The four of us together somehow worked. Our newly formed band of crazy activists (Three Manc’s and a Muzzy) was the strangest combination of people all from different backgrounds, completely different personalities and beliefs, glued together by our love for our heart work in service to our communities.
Joe, militant in his approach, leads anti-facist music and sports activities, including his yearly 0161 festival in Manchester. The work self-funded, grassroots, unwavering and unapologetic in its ‘controversial’, political approach.
Merium, founder and director of Cake Face Makeup, works on the inner and outer beauty of her clients. A teacher and community worker, she is an inspiration to migrant and ethnic minority communities – and for me completely breaks the stereotypes surrounding muslim women.
And Ruth, CEO and Creative Director of In Place of War, creating waves of impact all around the world; connecting, inspiring, resourcing and training creative communities in places of conflict and challenge. Complete inspiration to me and my work. I am especially impressed and in love with her project Grrrl; bringing talented musician women of colour together to perform, unite and heal with music.

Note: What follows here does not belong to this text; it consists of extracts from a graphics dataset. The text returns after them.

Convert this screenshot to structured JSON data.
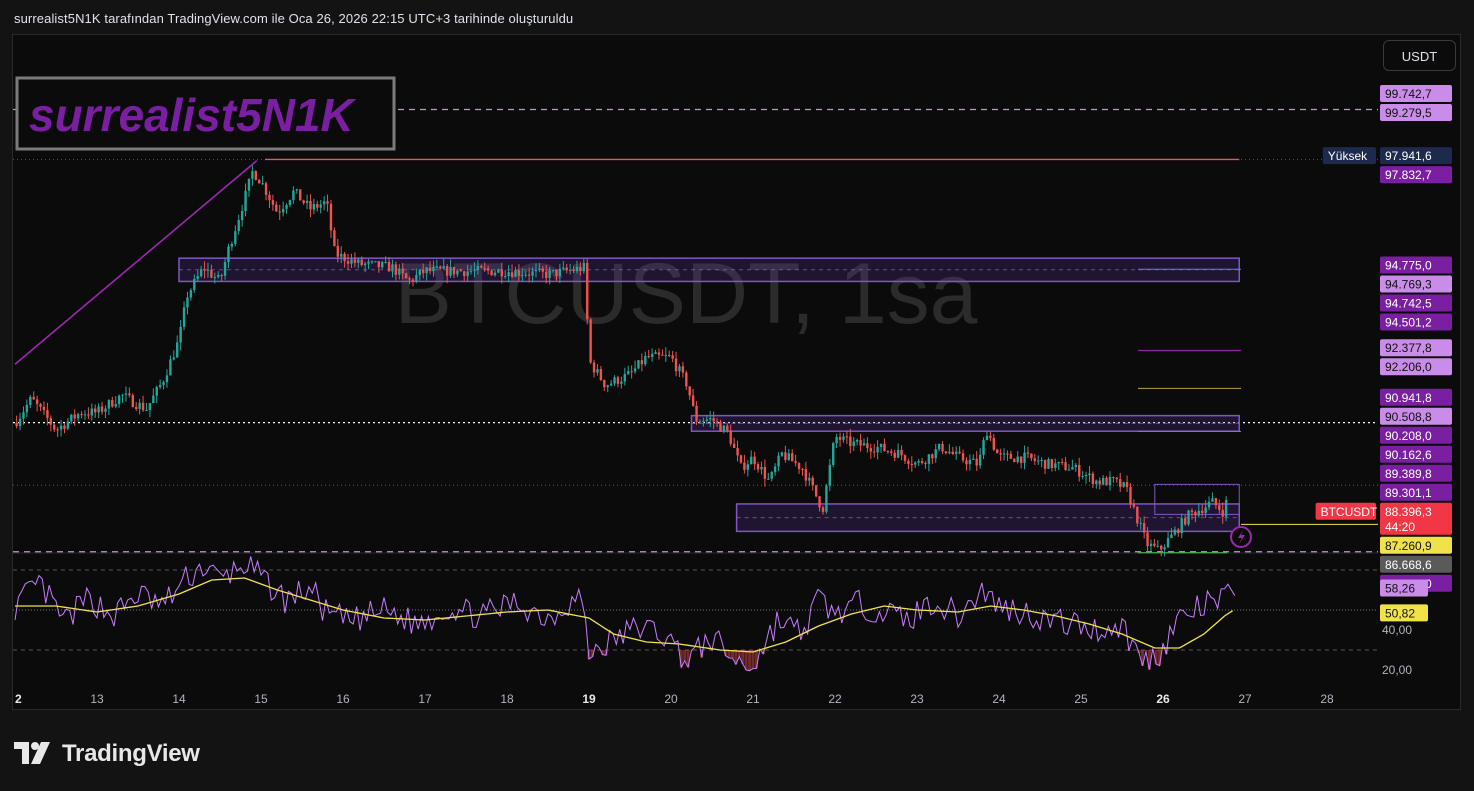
{
  "header": {
    "title": "surrealist5N1K tarafından TradingView.com ile Oca 26, 2026 22:15 UTC+3 tarihinde oluşturuldu"
  },
  "watermark": {
    "symbol": "BTCUSDT, 1sa",
    "author": "surrealist5N1K"
  },
  "toolbar": {
    "currency_label": "USDT"
  },
  "footer": {
    "brand": "TradingView"
  },
  "colors": {
    "up": "#26a69a",
    "down": "#ef5350",
    "accent": "#9c27b0",
    "author": "#7b1fa2",
    "rsi": "#c77dff",
    "rsi_ma": "#f0e34a"
  },
  "chart_data": [
    {
      "type": "candlestick",
      "symbol": "BTCUSDT",
      "interval": "1sa",
      "x_ticks": [
        "2",
        "13",
        "14",
        "15",
        "16",
        "17",
        "18",
        "19",
        "20",
        "21",
        "22",
        "23",
        "24",
        "25",
        "26",
        "27",
        "28"
      ],
      "bold_ticks": [
        "2",
        "19",
        "26"
      ],
      "y_range": [
        86200,
        100800
      ],
      "path": [
        [
          12.0,
          90200
        ],
        [
          12.2,
          90900
        ],
        [
          12.5,
          90000
        ],
        [
          12.8,
          90500
        ],
        [
          13.0,
          90500
        ],
        [
          13.3,
          91000
        ],
        [
          13.6,
          90600
        ],
        [
          13.8,
          91400
        ],
        [
          14.0,
          92600
        ],
        [
          14.1,
          93900
        ],
        [
          14.3,
          94700
        ],
        [
          14.5,
          94300
        ],
        [
          14.6,
          95200
        ],
        [
          14.8,
          96700
        ],
        [
          14.9,
          97500
        ],
        [
          15.0,
          97200
        ],
        [
          15.2,
          96300
        ],
        [
          15.4,
          96900
        ],
        [
          15.6,
          96400
        ],
        [
          15.8,
          96600
        ],
        [
          15.9,
          95100
        ],
        [
          16.2,
          94800
        ],
        [
          16.6,
          94700
        ],
        [
          16.8,
          94300
        ],
        [
          17.0,
          94600
        ],
        [
          17.5,
          94600
        ],
        [
          18.0,
          94600
        ],
        [
          18.5,
          94500
        ],
        [
          18.95,
          94700
        ],
        [
          19.0,
          92000
        ],
        [
          19.2,
          91300
        ],
        [
          19.5,
          91600
        ],
        [
          19.7,
          92100
        ],
        [
          20.0,
          92100
        ],
        [
          20.2,
          91300
        ],
        [
          20.3,
          90300
        ],
        [
          20.5,
          90300
        ],
        [
          20.7,
          89900
        ],
        [
          20.85,
          88900
        ],
        [
          21.0,
          89200
        ],
        [
          21.2,
          88500
        ],
        [
          21.35,
          89300
        ],
        [
          21.6,
          88900
        ],
        [
          21.85,
          87700
        ],
        [
          22.0,
          89800
        ],
        [
          22.2,
          89600
        ],
        [
          22.5,
          89500
        ],
        [
          22.8,
          89300
        ],
        [
          23.0,
          89000
        ],
        [
          23.3,
          89500
        ],
        [
          23.5,
          89200
        ],
        [
          23.75,
          89000
        ],
        [
          23.85,
          90000
        ],
        [
          24.0,
          89200
        ],
        [
          24.3,
          89200
        ],
        [
          24.6,
          89000
        ],
        [
          24.9,
          88900
        ],
        [
          25.2,
          88500
        ],
        [
          25.4,
          88500
        ],
        [
          25.55,
          88300
        ],
        [
          25.8,
          86700
        ],
        [
          25.95,
          86500
        ],
        [
          26.1,
          86900
        ],
        [
          26.3,
          87500
        ],
        [
          26.6,
          87900
        ],
        [
          26.75,
          87600
        ],
        [
          26.8,
          88300
        ]
      ],
      "drawings": [
        {
          "type": "zone",
          "from": 14.0,
          "to": 26.93,
          "low": 94501.2,
          "high": 94769.3
        },
        {
          "type": "zone",
          "from": 20.25,
          "to": 26.93,
          "low": 90162.6,
          "high": 90208.0
        },
        {
          "type": "zone",
          "from": 20.8,
          "to": 26.93,
          "low": 87260.9,
          "high": 87650
        },
        {
          "type": "trendline",
          "from": [
            12.0,
            91900
          ],
          "to": [
            14.95,
            97800
          ]
        },
        {
          "type": "hline",
          "value": 97832.7
        },
        {
          "type": "hline",
          "value": 99279.5
        },
        {
          "type": "hline",
          "value": 86469.0
        }
      ],
      "price_labels": [
        {
          "value": "99.742,7",
          "color": "#c98ce8"
        },
        {
          "value": "99.279,5",
          "color": "#c98ce8"
        },
        {
          "value": "97.941,6",
          "color": "#1d2a4e",
          "tag": "Yüksek"
        },
        {
          "value": "97.832,7",
          "color": "#7b1fa2"
        },
        {
          "value": "94.775,0",
          "color": "#7b1fa2"
        },
        {
          "value": "94.769,3",
          "color": "#c98ce8"
        },
        {
          "value": "94.742,5",
          "color": "#7b1fa2"
        },
        {
          "value": "94.501,2",
          "color": "#7b1fa2"
        },
        {
          "value": "92.377,8",
          "color": "#c98ce8"
        },
        {
          "value": "92.206,0",
          "color": "#c98ce8"
        },
        {
          "value": "90.941,8",
          "color": "#7b1fa2"
        },
        {
          "value": "90.508,8",
          "color": "#c98ce8"
        },
        {
          "value": "90.208,0",
          "color": "#7b1fa2"
        },
        {
          "value": "90.162,6",
          "color": "#7b1fa2"
        },
        {
          "value": "89.389,8",
          "color": "#7b1fa2"
        },
        {
          "value": "89.301,1",
          "color": "#7b1fa2"
        },
        {
          "value": "88.396,3",
          "color": "#f23645",
          "tag": "BTCUSDT",
          "countdown": "44:20"
        },
        {
          "value": "87.260,9",
          "color": "#f0e34a"
        },
        {
          "value": "86.668,6",
          "color": "#5a5a5a"
        },
        {
          "value": "86.469,0",
          "color": "#7b1fa2"
        }
      ]
    },
    {
      "type": "line",
      "indicator": "RSI",
      "y_range": [
        15,
        80
      ],
      "y_ticks": [
        "40,00",
        "20,00"
      ],
      "levels": [
        70,
        50,
        30
      ],
      "rsi_path": [
        [
          12.0,
          52
        ],
        [
          12.3,
          63
        ],
        [
          12.6,
          44
        ],
        [
          12.9,
          56
        ],
        [
          13.2,
          47
        ],
        [
          13.5,
          58
        ],
        [
          13.8,
          52
        ],
        [
          14.1,
          66
        ],
        [
          14.3,
          72
        ],
        [
          14.5,
          65
        ],
        [
          14.8,
          73
        ],
        [
          15.0,
          66
        ],
        [
          15.3,
          55
        ],
        [
          15.6,
          61
        ],
        [
          15.8,
          48
        ],
        [
          16.1,
          44
        ],
        [
          16.5,
          50
        ],
        [
          16.9,
          43
        ],
        [
          17.3,
          51
        ],
        [
          17.7,
          47
        ],
        [
          18.1,
          54
        ],
        [
          18.5,
          46
        ],
        [
          18.9,
          58
        ],
        [
          19.0,
          28
        ],
        [
          19.3,
          35
        ],
        [
          19.6,
          42
        ],
        [
          19.9,
          38
        ],
        [
          20.2,
          25
        ],
        [
          20.5,
          36
        ],
        [
          20.8,
          24
        ],
        [
          21.0,
          22
        ],
        [
          21.3,
          45
        ],
        [
          21.6,
          38
        ],
        [
          21.8,
          56
        ],
        [
          22.0,
          48
        ],
        [
          22.3,
          53
        ],
        [
          22.6,
          49
        ],
        [
          22.9,
          45
        ],
        [
          23.2,
          55
        ],
        [
          23.5,
          47
        ],
        [
          23.8,
          60
        ],
        [
          24.0,
          52
        ],
        [
          24.3,
          49
        ],
        [
          24.6,
          45
        ],
        [
          24.9,
          43
        ],
        [
          25.2,
          40
        ],
        [
          25.5,
          42
        ],
        [
          25.75,
          24
        ],
        [
          25.95,
          28
        ],
        [
          26.2,
          46
        ],
        [
          26.5,
          52
        ],
        [
          26.75,
          56
        ],
        [
          26.9,
          58
        ]
      ],
      "ma_path": [
        [
          12.0,
          52
        ],
        [
          12.5,
          52
        ],
        [
          13.0,
          49
        ],
        [
          13.5,
          52
        ],
        [
          14.0,
          58
        ],
        [
          14.4,
          65
        ],
        [
          14.8,
          66
        ],
        [
          15.2,
          60
        ],
        [
          15.6,
          55
        ],
        [
          16.0,
          50
        ],
        [
          16.5,
          46
        ],
        [
          17.0,
          45
        ],
        [
          17.5,
          47
        ],
        [
          18.0,
          49
        ],
        [
          18.5,
          50
        ],
        [
          19.0,
          46
        ],
        [
          19.3,
          38
        ],
        [
          19.7,
          34
        ],
        [
          20.1,
          33
        ],
        [
          20.6,
          30
        ],
        [
          21.0,
          29
        ],
        [
          21.4,
          34
        ],
        [
          21.8,
          42
        ],
        [
          22.2,
          48
        ],
        [
          22.6,
          52
        ],
        [
          23.0,
          50
        ],
        [
          23.5,
          49
        ],
        [
          23.9,
          52
        ],
        [
          24.3,
          50
        ],
        [
          24.7,
          47
        ],
        [
          25.1,
          43
        ],
        [
          25.5,
          38
        ],
        [
          25.9,
          31
        ],
        [
          26.2,
          31
        ],
        [
          26.5,
          38
        ],
        [
          26.75,
          47
        ],
        [
          26.9,
          51
        ]
      ],
      "value_labels": [
        {
          "value": "58,26",
          "color": "#c98ce8",
          "y": 58.26
        },
        {
          "value": "50,82",
          "color": "#f0e34a",
          "y": 50.82
        }
      ]
    }
  ]
}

We were brought together as part of the Anne Lind Foundation network to participate in intercultural activities to better respond to the migrant-refugee ‘crises’ that we currently face as a globe. That aim may not have been met, but the experience was a chance for us all to meet, collaborate and learn from each other, and I have come out of the other side with more opportunities and ideas and than a years worth of networking and graft his given me throughout this whole year.
The process has given me another lesson in trusting my working process with patience. This year has been a struggle with repeated failures and difficulties, yet amongst it all my purpose and intent has been strong and aligned, allowing for the opportunities and the right people to enter your life in due time. My dedication to self development and learning in the meanwhile has paid off, with the many online business development, and social enterprise courses, giving me a breadth of skills that I am excited to utilise in the coming months.
There have been moments this year where I thought that I should quit. Completely absent of funds and direction I could not understand why things were not working out. Gutted at the thought of coming back home and returning to normal employment, I felt like I had failed. Now on the other side, about to head into a 5 month administration job, I am happy for the chance to live quietly and steadily whilst I raise more funds and resources.
What I keep reminding myself is that I am in a position of complete privilege. Yes I come from a working class background, yes I am under the weight of 50k debt, yes I don’t get things handed to me on a plate but also I have a family to come home to, a paid job and a chance to travel freely within 6 months. I am safe, warm, fed and free, and it is due to that privilege that I am able to live my life in service to others – and I wouldn’t change that for the world.